Alter O, Brown P O, Botstein D
Departments of Genetics and Biochemistry, Stanford University, Stanford, CA 94305, USA.
Proc Natl Acad Sci U S A. 2000 Aug 29;97(18):10101-6. doi: 10.1073/pnas.97.18.10101.
We describe the use of singular value decomposition in transforming genome-wide expression data from genes x arrays space to reduced diagonalized "eigengenes" x "eigenarrays" space, where the eigengenes (or eigenarrays) are unique orthonormal superpositions of the genes (or arrays). Normalizing the data by filtering out the eigengenes (and eigenarrays) that are inferred to represent noise or experimental artifacts enables meaningful comparison of the expression of different genes across different arrays in different experiments. Sorting the data according to the eigengenes and eigenarrays gives a global picture of the dynamics of gene expression, in which individual genes and arrays appear to be classified into groups of similar regulation and function, or similar cellular state and biological phenotype, respectively. After normalization and sorting, the significant eigengenes and eigenarrays can be associated with observed genome-wide effects of regulators, or with measured samples, in which these regulators are overactive or underactive, respectively.
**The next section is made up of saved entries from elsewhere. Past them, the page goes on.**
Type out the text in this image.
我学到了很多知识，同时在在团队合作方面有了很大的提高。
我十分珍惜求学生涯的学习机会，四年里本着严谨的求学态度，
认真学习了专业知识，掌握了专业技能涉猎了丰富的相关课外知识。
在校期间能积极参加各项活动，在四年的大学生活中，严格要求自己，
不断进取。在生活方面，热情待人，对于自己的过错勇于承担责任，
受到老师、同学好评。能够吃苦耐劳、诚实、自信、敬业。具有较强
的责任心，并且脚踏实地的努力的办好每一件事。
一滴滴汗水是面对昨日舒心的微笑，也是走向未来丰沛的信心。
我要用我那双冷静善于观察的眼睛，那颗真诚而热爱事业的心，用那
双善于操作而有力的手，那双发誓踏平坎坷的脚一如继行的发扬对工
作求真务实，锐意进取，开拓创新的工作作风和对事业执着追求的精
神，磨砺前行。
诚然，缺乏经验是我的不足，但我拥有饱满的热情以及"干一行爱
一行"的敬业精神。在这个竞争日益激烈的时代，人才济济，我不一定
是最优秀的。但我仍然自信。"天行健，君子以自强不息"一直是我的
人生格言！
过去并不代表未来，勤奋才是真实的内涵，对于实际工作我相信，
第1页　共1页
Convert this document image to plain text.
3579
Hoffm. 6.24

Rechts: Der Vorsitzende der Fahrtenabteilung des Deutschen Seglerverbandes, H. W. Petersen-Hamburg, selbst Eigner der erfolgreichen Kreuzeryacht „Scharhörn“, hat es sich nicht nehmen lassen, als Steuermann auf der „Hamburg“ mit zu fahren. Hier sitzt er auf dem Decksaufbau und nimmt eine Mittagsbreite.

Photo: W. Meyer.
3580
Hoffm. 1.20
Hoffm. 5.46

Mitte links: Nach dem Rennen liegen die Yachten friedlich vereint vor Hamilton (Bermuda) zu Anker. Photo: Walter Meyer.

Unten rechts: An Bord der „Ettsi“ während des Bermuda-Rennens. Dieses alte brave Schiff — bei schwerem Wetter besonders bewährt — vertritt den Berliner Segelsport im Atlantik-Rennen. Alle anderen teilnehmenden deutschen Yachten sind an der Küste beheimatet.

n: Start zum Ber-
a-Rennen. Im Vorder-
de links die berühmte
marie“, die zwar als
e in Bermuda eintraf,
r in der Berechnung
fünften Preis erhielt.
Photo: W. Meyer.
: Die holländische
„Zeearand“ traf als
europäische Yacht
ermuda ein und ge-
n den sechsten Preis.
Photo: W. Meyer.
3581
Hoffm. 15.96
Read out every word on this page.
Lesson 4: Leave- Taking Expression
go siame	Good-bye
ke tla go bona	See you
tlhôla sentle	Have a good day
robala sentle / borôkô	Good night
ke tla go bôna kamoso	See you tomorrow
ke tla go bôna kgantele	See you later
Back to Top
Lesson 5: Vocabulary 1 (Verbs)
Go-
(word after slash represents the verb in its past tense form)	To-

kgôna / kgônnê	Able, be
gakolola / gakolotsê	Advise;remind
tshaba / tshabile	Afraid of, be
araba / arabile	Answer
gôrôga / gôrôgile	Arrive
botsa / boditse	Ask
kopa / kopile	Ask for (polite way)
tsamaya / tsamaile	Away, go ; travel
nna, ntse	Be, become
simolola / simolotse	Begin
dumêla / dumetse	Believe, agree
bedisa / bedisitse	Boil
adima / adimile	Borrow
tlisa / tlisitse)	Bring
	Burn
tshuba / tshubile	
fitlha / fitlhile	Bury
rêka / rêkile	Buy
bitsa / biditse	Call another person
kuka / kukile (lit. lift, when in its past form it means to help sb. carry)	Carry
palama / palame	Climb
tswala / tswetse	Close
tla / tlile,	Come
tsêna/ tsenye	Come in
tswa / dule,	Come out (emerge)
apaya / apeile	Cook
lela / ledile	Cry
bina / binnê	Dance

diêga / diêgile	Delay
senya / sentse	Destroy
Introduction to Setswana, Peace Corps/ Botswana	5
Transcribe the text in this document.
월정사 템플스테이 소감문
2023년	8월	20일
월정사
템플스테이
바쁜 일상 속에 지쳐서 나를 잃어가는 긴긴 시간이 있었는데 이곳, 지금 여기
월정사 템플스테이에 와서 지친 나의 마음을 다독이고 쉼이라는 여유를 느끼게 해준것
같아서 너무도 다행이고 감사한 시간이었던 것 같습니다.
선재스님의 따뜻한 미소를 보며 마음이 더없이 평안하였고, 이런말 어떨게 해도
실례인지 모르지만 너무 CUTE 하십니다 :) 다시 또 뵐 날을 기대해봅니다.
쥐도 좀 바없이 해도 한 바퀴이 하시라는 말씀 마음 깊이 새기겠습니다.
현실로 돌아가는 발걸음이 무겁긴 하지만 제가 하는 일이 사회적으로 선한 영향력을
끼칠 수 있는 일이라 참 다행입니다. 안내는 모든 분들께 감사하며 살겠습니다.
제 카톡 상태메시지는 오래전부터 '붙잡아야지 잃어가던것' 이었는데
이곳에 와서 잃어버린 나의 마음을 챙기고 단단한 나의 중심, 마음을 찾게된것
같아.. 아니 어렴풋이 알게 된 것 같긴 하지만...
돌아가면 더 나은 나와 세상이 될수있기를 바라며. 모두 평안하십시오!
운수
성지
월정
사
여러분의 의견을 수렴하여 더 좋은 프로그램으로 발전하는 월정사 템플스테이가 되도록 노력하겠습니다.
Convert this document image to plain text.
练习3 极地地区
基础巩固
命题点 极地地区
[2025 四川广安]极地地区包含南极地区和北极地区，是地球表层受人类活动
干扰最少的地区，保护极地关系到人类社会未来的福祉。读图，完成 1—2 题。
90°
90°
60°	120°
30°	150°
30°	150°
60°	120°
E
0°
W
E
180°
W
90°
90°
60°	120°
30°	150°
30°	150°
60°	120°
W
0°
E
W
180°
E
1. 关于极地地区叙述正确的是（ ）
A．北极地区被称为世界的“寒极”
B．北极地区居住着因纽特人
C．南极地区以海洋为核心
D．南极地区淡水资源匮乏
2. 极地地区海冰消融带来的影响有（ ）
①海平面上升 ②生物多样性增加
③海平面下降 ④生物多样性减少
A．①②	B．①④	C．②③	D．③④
我们描述了奇异值分解在将全基因组表达数据从基因×阵列空间转换为简化的对角化“特征基因”ד特征阵列”空间中的应用,其中特征基因(或特征阵列)是基因(或阵列)的独特正交归一化叠加。通过滤除被推断为代表噪声或实验假象的特征基因(和特征阵列)对数据进行归一化,能够在不同实验中对不同阵列上不同基因的表达进行有意义的比较。根据特征基因和特征阵列对数据进行排序,可给出基因表达动态的全局图景,其中单个基因和阵列似乎分别被分类为具有相似调控和功能的组,或具有相似细胞状态和生物学表型的组。在归一化和排序之后,显著的特征基因和特征阵列可分别与观察到的调节因子的全基因组效应相关联,或与这些调节因子分别过度活跃或活性不足的测量样本相关联。